# Plant Suggestions



## skullking (Sep 18, 2012)

I will be setting up a tank about 5 or 10 gallons (I haven't decided yet) for a Large centipede about 5in in length.  I was wondering if you guys had any ideas on what kind of plants I could put in there.  I'm looking for something that doesn't need any special lighting.  The tank will get will get natural light through out the day. Thoughts?


----------



## SamuraiSid (Sep 18, 2012)

Plants use light to grow, so maybe if there isnt ideal lighting, the plant will survive just fine and maintain a more appropriate size? The more I research plants the more I feel like popular opinion follows the caresheets that uses such vague conecepts as: low light, indirect light, 50% shade, etc. Then again, maybe these terms are just fine for your average gardener, but serve us poorly.

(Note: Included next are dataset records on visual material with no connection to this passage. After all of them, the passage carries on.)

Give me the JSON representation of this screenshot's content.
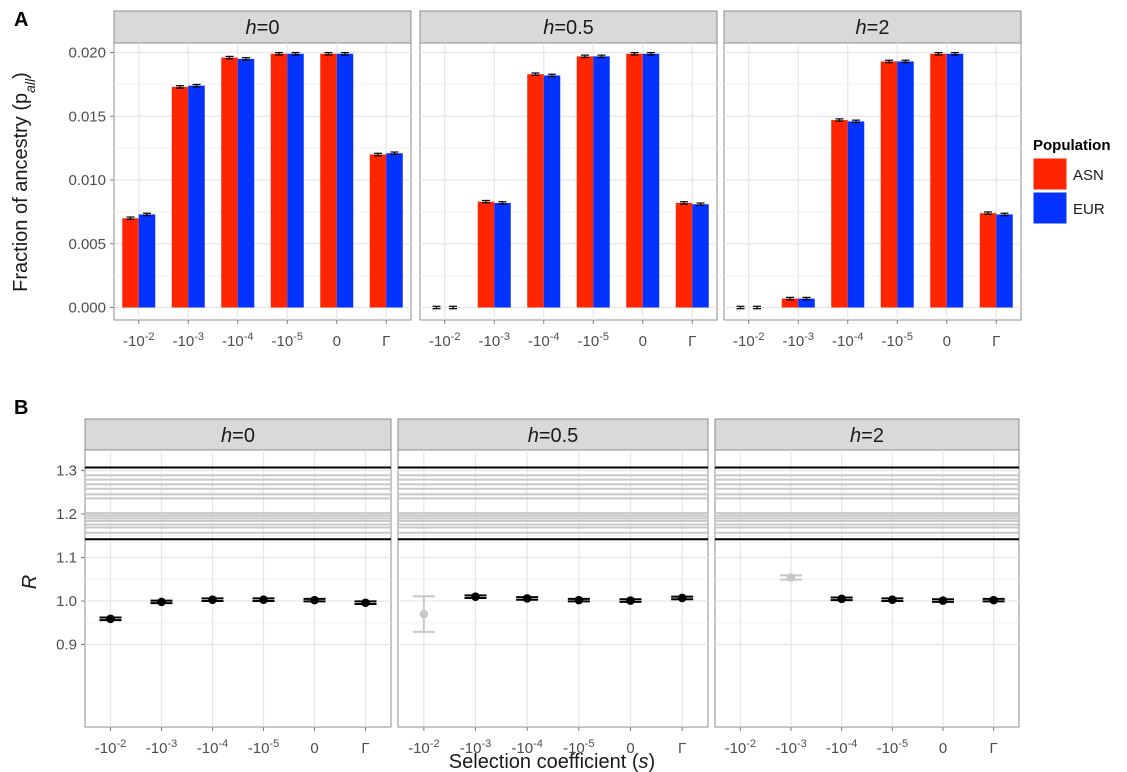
{
  "chart_data": [
    {
      "panel_label": "A",
      "type": "bar",
      "ylabel": "Fraction of ancestry (p",
      "ylabel_sub": "all",
      "ylabel_close": ")",
      "ylim": [
        0,
        0.0205
      ],
      "yticks": [
        "0.000",
        "0.005",
        "0.010",
        "0.015",
        "0.020"
      ],
      "ytick_values": [
        0,
        0.005,
        0.01,
        0.015,
        0.02
      ],
      "categories": [
        {
          "base": "-10",
          "exp": "-2"
        },
        {
          "base": "-10",
          "exp": "-3"
        },
        {
          "base": "-10",
          "exp": "-4"
        },
        {
          "base": "-10",
          "exp": "-5"
        },
        {
          "base": "0",
          "exp": ""
        },
        {
          "base": "Γ",
          "exp": ""
        }
      ],
      "facets": [
        {
          "h_var": "h",
          "h_val": "=0",
          "series": [
            {
              "name": "ASN",
              "values": [
                0.007,
                0.0173,
                0.0196,
                0.0199,
                0.0199,
                0.012
              ]
            },
            {
              "name": "EUR",
              "values": [
                0.0073,
                0.0174,
                0.0195,
                0.0199,
                0.0199,
                0.0121
              ]
            }
          ]
        },
        {
          "h_var": "h",
          "h_val": "=0.5",
          "series": [
            {
              "name": "ASN",
              "values": [
                0.0,
                0.0083,
                0.0183,
                0.0197,
                0.0199,
                0.0082
              ]
            },
            {
              "name": "EUR",
              "values": [
                0.0,
                0.0082,
                0.0182,
                0.0197,
                0.0199,
                0.0081
              ]
            }
          ]
        },
        {
          "h_var": "h",
          "h_val": "=2",
          "series": [
            {
              "name": "ASN",
              "values": [
                0.0,
                0.0007,
                0.0147,
                0.0193,
                0.0199,
                0.0074
              ]
            },
            {
              "name": "EUR",
              "values": [
                0.0,
                0.0007,
                0.0146,
                0.0193,
                0.0199,
                0.0073
              ]
            }
          ]
        }
      ],
      "legend": {
        "title": "Population",
        "position": "right",
        "entries": [
          {
            "label": "ASN",
            "color": "#ff2500"
          },
          {
            "label": "EUR",
            "color": "#0433ff"
          }
        ]
      }
    },
    {
      "panel_label": "B",
      "type": "scatter",
      "ylabel": "R",
      "xlabel": "Selection coefficient (",
      "xlabel_var": "s",
      "xlabel_close": ")",
      "ylim": [
        0.855,
        1.34
      ],
      "yticks": [
        "0.9",
        "1.0",
        "1.1",
        "1.2",
        "1.3"
      ],
      "ytick_values": [
        0.9,
        1.0,
        1.1,
        1.2,
        1.3
      ],
      "reference_lines_black": [
        1.307,
        1.142
      ],
      "reference_lines_gray": [
        1.289,
        1.279,
        1.268,
        1.258,
        1.245,
        1.236,
        1.202,
        1.196,
        1.19,
        1.184,
        1.176,
        1.169,
        1.157
      ],
      "facets": [
        {
          "h_var": "h",
          "h_val": "=0",
          "points": [
            {
              "y": 0.959,
              "err": 0.003,
              "faded": false
            },
            {
              "y": 0.998,
              "err": 0.003,
              "faded": false
            },
            {
              "y": 1.003,
              "err": 0.003,
              "faded": false
            },
            {
              "y": 1.003,
              "err": 0.003,
              "faded": false
            },
            {
              "y": 1.002,
              "err": 0.003,
              "faded": false
            },
            {
              "y": 0.996,
              "err": 0.003,
              "faded": false
            }
          ]
        },
        {
          "h_var": "h",
          "h_val": "=0.5",
          "points": [
            {
              "y": 0.97,
              "err": 0.041,
              "faded": true
            },
            {
              "y": 1.01,
              "err": 0.003,
              "faded": false
            },
            {
              "y": 1.006,
              "err": 0.003,
              "faded": false
            },
            {
              "y": 1.002,
              "err": 0.003,
              "faded": false
            },
            {
              "y": 1.001,
              "err": 0.003,
              "faded": false
            },
            {
              "y": 1.007,
              "err": 0.003,
              "faded": false
            }
          ]
        },
        {
          "h_var": "h",
          "h_val": "=2",
          "points": [
            {
              "y": null,
              "err": null,
              "faded": false
            },
            {
              "y": 1.054,
              "err": 0.005,
              "faded": true
            },
            {
              "y": 1.005,
              "err": 0.003,
              "faded": false
            },
            {
              "y": 1.003,
              "err": 0.003,
              "faded": false
            },
            {
              "y": 1.001,
              "err": 0.003,
              "faded": false
            },
            {
              "y": 1.002,
              "err": 0.003,
              "faded": false
            }
          ]
        }
      ]
    }
  ]
}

Im still new to plants, but its my understanding that a lot of plants will survive just fine with [strike]Tarantula[/strike] Centipede lighting.... whatever that is




Pothos is the go too plant in our hobby. Low light, you can forget to water it, easily maintained.
Perperomia genus is a good one with P. caperata being on the smaller side approx. 6" x 6".
Selaginella genus is interesting. Im currently playing with some fern moss.


----------



## Louise E. Rothstein (Sep 19, 2012)

If you move your hand in front of your tank's "natural light" will you see a clearly defined,but not black, shadow?

That is indirect light.

A BLACK shadow would be direct light...and a DIM shadow is probably not enough light.


----------



## arachnofab (Sep 20, 2012)

Other plants that are worth trying out are air plants or Tillandsia - there are plenty of good suppliers I have found online.  These plants are easy to care for but do need to be kept up on a weekly basis or will die. In order to water you let them sit in a cup of water for an hour once  a week and mist throughout the rest of the week. They should never sit on their wet roots but once dried are just fine until the next watering. So to keep them in a tarantula tank would be just fine as long as they are near a window with some indirect sunlight. Very kewl plants for very kewl invertebrates


----------



## skullking (Sep 20, 2012)

Louise E. Rothstein said:


> If you move your hand in front of your tank's "natural light" will you see a clearly defined,but not black, shadow?
> 
> That is indirect light.
> 
> A BLACK shadow would be direct light...and a DIM shadow is probably not enough light.


That was actually very helpful.  My tank will have indirect light then after doing the this shadow test. That will help with my research into possible plants.


----------